Ya les dije que me iba de vacaciones a Dinamarca, que es un país como los demás sólo que extremamente limpio y mantenido, verde, amable, alegre y tolerante, cívico y anticorrupto, con una democracia fresca y antigua. Con una imagen de país deliciosa: Andersen; daneses trajinando tranquilamente por sus ciudades ordenadas, por sus pueblos apacibles de agricultura modélica; ejército y policía invisibles en un estado agnóstico y civil al servicio de la gente.
Es un país como a mí me gustan los países: pequeño y asequible, de patriotismo suave, donde no hay redentores ni santos ni héroes; ni curas, ni militares ni nadie que te quiera salvar de nada. Si además el buen tiempo acompaña (cosa que ocurrió durante mi estancia) la sensación de bienestar y comunión con un paisaje dulce y ondulado es perfecta. Hay una reina inofensiva que no manda pero trabaja, según dicen, de relaciones públicas del país. El territorio está dividido en barrios pequeños (comunas) que son centros administrativos autónomos con recaudación fiscal, administración y servicios propios.
Los inmigrantes, en su mayoría árabes, constituyen el nuevo reto de una sociedad hasta ahora de cultura protegida, un poco endogámica, de idioma poco asequible, orgullosa de sus conquistas sociales. Los recién venidos no van a cambiar nuestra manera de vivir, dicen, y nosotros vamos a respetar la suya. Y sin embargo un artículo de la periodista sueca Ingrid Carlqvist puso en evidencia lo que muchas mujeres danesas pensaban: nosotras, que luchamos décadas para que la mujer tuviera igualdad de derechos, ¿hemos de integrar ahora en nuestro país culturas que, en nombre de la tradición o de la religión, degradan a la mujer conculcando sus derechos más elementales? La respuesta es no. Pues por este no, Carlqvist fue en Suecia tildada de nazi y boicoteada en los medios de comunicación. No estoy contra los inmigrantes, estoy a favor de los derechos de sus mujeres, repetía ella.
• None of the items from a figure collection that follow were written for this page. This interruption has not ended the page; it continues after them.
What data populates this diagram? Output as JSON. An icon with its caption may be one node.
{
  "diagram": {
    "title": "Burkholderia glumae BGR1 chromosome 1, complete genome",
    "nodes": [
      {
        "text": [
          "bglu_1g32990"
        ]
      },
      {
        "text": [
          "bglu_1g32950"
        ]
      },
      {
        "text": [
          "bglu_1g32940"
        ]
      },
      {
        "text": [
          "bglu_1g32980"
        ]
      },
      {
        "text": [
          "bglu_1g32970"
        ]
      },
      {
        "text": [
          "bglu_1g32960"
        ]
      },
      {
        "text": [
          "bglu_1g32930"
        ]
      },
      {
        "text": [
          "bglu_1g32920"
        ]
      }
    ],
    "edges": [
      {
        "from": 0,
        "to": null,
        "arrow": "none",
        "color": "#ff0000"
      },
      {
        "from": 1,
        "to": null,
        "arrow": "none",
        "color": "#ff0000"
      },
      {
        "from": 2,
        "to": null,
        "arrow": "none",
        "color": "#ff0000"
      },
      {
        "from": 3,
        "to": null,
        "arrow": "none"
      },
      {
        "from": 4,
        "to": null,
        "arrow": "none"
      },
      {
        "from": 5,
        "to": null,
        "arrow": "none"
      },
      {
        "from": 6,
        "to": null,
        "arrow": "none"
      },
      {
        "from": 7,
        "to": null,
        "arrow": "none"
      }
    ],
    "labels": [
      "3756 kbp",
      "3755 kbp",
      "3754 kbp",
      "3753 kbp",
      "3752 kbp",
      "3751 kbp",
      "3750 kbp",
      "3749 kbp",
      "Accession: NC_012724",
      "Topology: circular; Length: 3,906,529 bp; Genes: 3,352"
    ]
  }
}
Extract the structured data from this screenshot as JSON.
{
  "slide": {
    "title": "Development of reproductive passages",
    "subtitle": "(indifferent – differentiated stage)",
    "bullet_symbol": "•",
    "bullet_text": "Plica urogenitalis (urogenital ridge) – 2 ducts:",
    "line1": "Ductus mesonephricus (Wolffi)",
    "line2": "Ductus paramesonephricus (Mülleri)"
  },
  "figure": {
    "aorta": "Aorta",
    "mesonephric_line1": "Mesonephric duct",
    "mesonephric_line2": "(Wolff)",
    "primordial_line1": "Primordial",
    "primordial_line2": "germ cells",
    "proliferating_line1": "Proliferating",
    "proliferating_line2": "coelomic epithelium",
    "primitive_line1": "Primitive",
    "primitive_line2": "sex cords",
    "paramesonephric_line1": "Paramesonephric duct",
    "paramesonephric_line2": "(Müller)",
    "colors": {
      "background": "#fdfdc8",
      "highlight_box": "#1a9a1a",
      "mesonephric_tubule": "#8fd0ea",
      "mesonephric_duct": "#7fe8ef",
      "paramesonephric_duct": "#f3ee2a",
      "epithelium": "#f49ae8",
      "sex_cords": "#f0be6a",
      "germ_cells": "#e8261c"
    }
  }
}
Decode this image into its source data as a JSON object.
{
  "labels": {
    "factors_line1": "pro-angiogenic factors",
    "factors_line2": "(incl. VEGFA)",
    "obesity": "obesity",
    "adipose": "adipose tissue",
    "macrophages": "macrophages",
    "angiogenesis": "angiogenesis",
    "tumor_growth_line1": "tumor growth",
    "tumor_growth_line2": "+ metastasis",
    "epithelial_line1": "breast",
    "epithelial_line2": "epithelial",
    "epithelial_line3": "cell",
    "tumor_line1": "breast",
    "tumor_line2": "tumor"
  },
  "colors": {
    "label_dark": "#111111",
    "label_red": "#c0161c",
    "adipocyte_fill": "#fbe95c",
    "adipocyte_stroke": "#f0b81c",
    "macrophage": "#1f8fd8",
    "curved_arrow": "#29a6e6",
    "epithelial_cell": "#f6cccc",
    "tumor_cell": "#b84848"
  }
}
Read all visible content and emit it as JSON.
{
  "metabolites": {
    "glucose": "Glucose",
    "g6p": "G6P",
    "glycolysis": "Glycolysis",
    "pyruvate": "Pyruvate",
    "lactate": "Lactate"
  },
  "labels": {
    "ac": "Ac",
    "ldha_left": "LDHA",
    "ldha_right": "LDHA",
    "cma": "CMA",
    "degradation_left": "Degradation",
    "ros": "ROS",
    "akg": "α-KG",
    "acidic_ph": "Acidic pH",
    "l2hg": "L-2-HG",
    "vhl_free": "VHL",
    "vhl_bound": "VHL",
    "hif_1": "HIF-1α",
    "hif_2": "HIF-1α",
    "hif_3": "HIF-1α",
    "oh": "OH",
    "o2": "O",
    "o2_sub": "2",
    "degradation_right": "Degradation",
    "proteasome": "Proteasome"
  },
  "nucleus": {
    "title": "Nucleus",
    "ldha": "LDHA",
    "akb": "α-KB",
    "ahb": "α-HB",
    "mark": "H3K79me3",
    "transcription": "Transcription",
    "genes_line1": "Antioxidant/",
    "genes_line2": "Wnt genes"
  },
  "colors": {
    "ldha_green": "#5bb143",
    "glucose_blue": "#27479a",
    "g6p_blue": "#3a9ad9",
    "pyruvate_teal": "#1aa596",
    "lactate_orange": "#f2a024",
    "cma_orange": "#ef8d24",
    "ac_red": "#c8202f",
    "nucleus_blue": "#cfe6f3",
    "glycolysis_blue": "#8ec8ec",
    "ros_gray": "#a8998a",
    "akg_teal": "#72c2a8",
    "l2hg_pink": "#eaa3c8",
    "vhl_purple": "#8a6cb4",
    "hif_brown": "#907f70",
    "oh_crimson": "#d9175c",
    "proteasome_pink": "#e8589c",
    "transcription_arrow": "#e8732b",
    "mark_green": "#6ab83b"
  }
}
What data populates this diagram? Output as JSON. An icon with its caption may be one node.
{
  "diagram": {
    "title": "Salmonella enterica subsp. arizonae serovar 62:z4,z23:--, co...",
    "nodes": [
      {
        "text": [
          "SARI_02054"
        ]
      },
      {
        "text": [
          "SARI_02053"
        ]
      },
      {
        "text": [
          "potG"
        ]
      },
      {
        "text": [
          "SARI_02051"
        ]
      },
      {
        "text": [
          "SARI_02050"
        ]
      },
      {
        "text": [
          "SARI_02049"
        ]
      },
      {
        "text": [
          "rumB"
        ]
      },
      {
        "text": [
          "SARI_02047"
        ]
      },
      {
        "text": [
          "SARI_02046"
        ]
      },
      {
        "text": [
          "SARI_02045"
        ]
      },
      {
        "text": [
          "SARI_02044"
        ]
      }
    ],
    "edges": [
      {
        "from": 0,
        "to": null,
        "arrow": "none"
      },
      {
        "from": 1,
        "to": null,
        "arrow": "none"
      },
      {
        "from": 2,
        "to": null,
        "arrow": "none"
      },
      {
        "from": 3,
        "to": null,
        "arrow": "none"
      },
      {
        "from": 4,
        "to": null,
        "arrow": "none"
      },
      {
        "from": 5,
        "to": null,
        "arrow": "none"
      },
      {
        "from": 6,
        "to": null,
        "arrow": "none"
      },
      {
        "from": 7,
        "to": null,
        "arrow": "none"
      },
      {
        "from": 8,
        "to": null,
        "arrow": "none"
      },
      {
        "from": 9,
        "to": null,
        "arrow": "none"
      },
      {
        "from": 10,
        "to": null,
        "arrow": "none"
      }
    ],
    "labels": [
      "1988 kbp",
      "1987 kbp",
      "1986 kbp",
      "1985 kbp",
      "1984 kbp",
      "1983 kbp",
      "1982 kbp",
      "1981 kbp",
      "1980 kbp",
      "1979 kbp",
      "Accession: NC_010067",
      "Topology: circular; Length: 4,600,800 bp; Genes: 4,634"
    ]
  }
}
En mis periplos por el norte de Jutlandia conocí a una señora llamada Lone Panduro, y me llamó la atención su castellano apellido, así que le pregunté si su padre era español. Mi padre no, mi tatarabuelo, contestó. Verá: en 1807 llegó un contingente de quince mil soldados españoles a Dinamarca enviados por un tal Godoy, en tal tiempo todavía aliado de Napoleón, que supuestamente debía ayudar a los daneses ante las posibles invasiones rusas o británicas. No ocurrió nada, así que los españoles se dedicaron a pasarlo bien y confraternizar abiertamente con los daneses, me atrevería a decir que más bien con las danesas, hasta que Francia se convirtió en enemigo de España y fueron repatriados. Pero cinco mil de ellos ya no regresaron, y se fueron integrando paulatinamente a la sociedad danesa. Mi tatarabuelo violó un día a mi tatarabuela, aunque en seguida se arrepintió y le pidió perdón y además que se casara con él. Mi tatarabuela, cabreada, se lo pensó un tiempo pero finalmente aceptó. Tuvieron doce hijos.
¿Quién da más? Los países escandinavos no son perfectos, pero como ciudadano uno tiene la sensación que el Estado está a tu favor y, cuando no lo está o algo va mal, este ciudadano se manifiesta y el responsable dimite inmediatamente. O lo echan, como ocurrió en Islandia. Los países que van bien suelen tener poca historia. Suelen tener un cierto recorrido social sin demasiados acontecimientos trágicos, que son los que en definitiva acaban conformando La Historia. Dinamarca es una monarquía constitucional de más de mil años, y los daneses acuden con banderitas a saludar a la reina el día de su cumpleaños, custodiada por unos soldaditos daneses de opereta con un gorro peludo enorme y uniforme de colores, ja, ja. Pero, como decía un amigo danés, estos soldaditos todavía están ahí y en cambio ¿qué se hizo de las invencibles divisiones de soldados marcadores del paso de la oca de la Wehrmacht?